Who can claim the deduction
There are some parameters when it comes to who is eligible for the home office deduction, even though millions of Americans worked from home in 2021 due to the ongoing coronavirus pandemic.
The tax relief is generally only for those who are self-employed, concert workers or independent contractors, not those who are employed by a company that gives them a W-2 come tax season.
“Employees who only receive a payslip or a W-2 from an employer are not eligible for the deduction even though they are currently working from home,” the IRS said in a September 2020 reminder of the home office deduction.
There may be some confusion as the home office deduction was previously allowed for employees. However, the Tax Cuts and Jobs Act of 2017 prohibited such workers from taking the deduction from 2018 to 2025.
To claim the 2021 home office deduction, taxpayers must exclusively and regularly use part of their home or a separate structure on their property as their primary place of business. This includes a place where you greet customers or clients, run your business, store furniture, rent out or use as a day care center.
You do not have to be a homeowner to claim the deduction – apartments are eligible, as are mobile homes, boats or other similar properties, according to the IRS.
It is also possible to take only part of the deduction.
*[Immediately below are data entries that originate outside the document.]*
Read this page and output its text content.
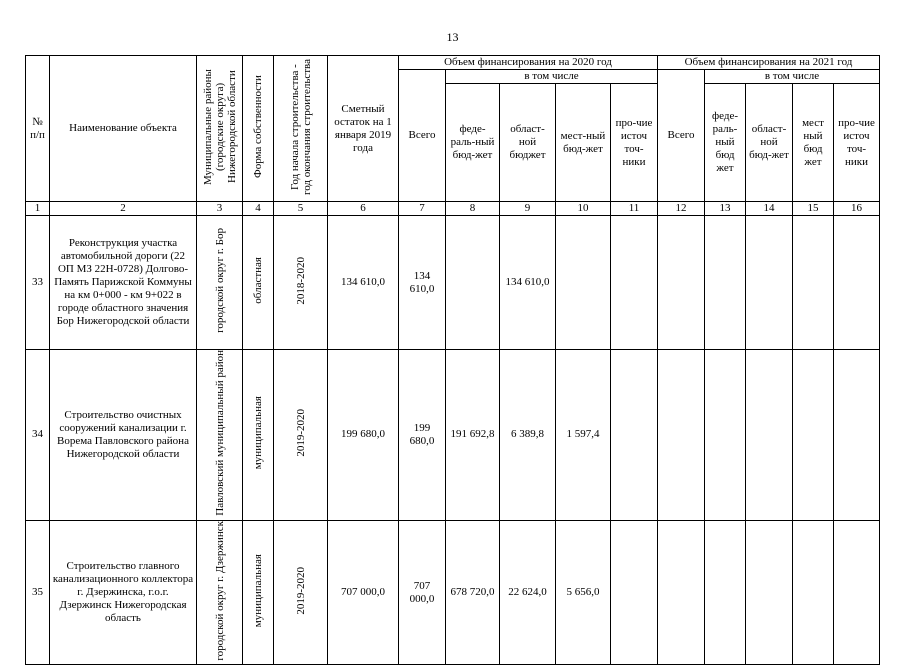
13
№ п/п	Наименование объекта	Муниципальные районы (городские округа) Нижегородской области	Форма собственности	Год начала строительства - год окончания строительства	Сметный остаток на 1 января 2019 года	Объем финансирования на 2020 год					Объем финансирования на 2021 год				
						Всего	в том числе				Всего	в том числе			
							феде-раль-ный бюд-жет	област-ной бюджет	мест-ный бюд-жет	про-чие источ точ-ники		феде-раль-ный бюд жет	област-ной бюд-жет	мест ный бюд жет	про-чие источ точ-ники
1	2	3	4	5	6	7	8	9	10	11	12	13	14	15	16
33	Реконструкция участка автомобильной дороги (22 ОП МЗ 22Н-0728) Долгово-Память Парижской Коммуны на км 0+000 - км 9+022 в городе областного значения Бор Нижегородской области	городской округ г. Бор	областная	2018-2020	134 610,0	134 610,0		134 610,0							
34	Строительство очистных сооружений канализации г. Ворема Павловского района Нижегородской области	Павловский муниципальный район	муниципальная	2019-2020	199 680,0	199 680,0	191 692,8	6 389,8	1 597,4						
35	Строительство главного канализационного коллектора г. Дзержинска, г.о.г. Дзержинск Нижегородская область	городской округ г. Дзержинск	муниципальная	2019-2020	707 000,0	707 000,0	678 720,0	22 624,0	5 656,0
For example, if you left a 9-to-5 job, started your own business in 2021, and use your home as your primary office space, you may be able to claim the deduction for part of the year, according to Wilson.
This is how the tax relief works
There are two ways eligible taxpayers can calculate the home office deduction.
In the simplified version, you can take $ 5 per square foot of your home office up to 300 square feet, giving the method a ceiling of $ 1,500.
This home office should only be used for your business – as in, it can not be a guest room with a desk in it – and you should be able to prove that you need an office for your work. The burden of proof for taking this deduction lies with the taxpayer, so if you are audited, you will need to back up your claim to the IRS.
The regular version of the deduction is a little more complicated as you have to keep track of all your actual expenses. You can write off up to 100% of some expenses for your home office, such as expenses for repairing the room.
You can also deduct a portion of other expenses, including utilities, based on the size of your office versus your home. For example, if your home office accounts for 10% of your entire living space, you can deduct so much from the cost of mortgages, rent, utilities, and some types of insurance.
IRS Form 8829 helps you find out the eligible business expenses for your home.
Because of this calculation, people with larger homes may not get as much from using this method, said Adam Markowitz, an enrolled agent and vice president at Howard L Markowitz PA, CPA in Leesburg, Florida. You can change method year to year and should try to calculate both to see what will give a larger deduction.
If you are not eligible
While employees who now work remotely may feel like they are missing out on something, the home office deduction generally does not lead to huge savings for those who take it.
The maximum value of $ 1,500 for the simplified deduction generally equates to about 35 cents on the dollar for most taxpayers, Markowitz said. It ends up being around a $ 525 depreciation, he said.
In addition, the deduction may make it harder to sell your home in the future if you own. This is because you can write off the value of your home office, which can create a tax event later when you sell.
Still, that does not mean that the home office deduction is not worth taking if you are entitled to it.
“If you’re entitled to it and the government wants to give you the money for it, you should take it,” Markowitz said.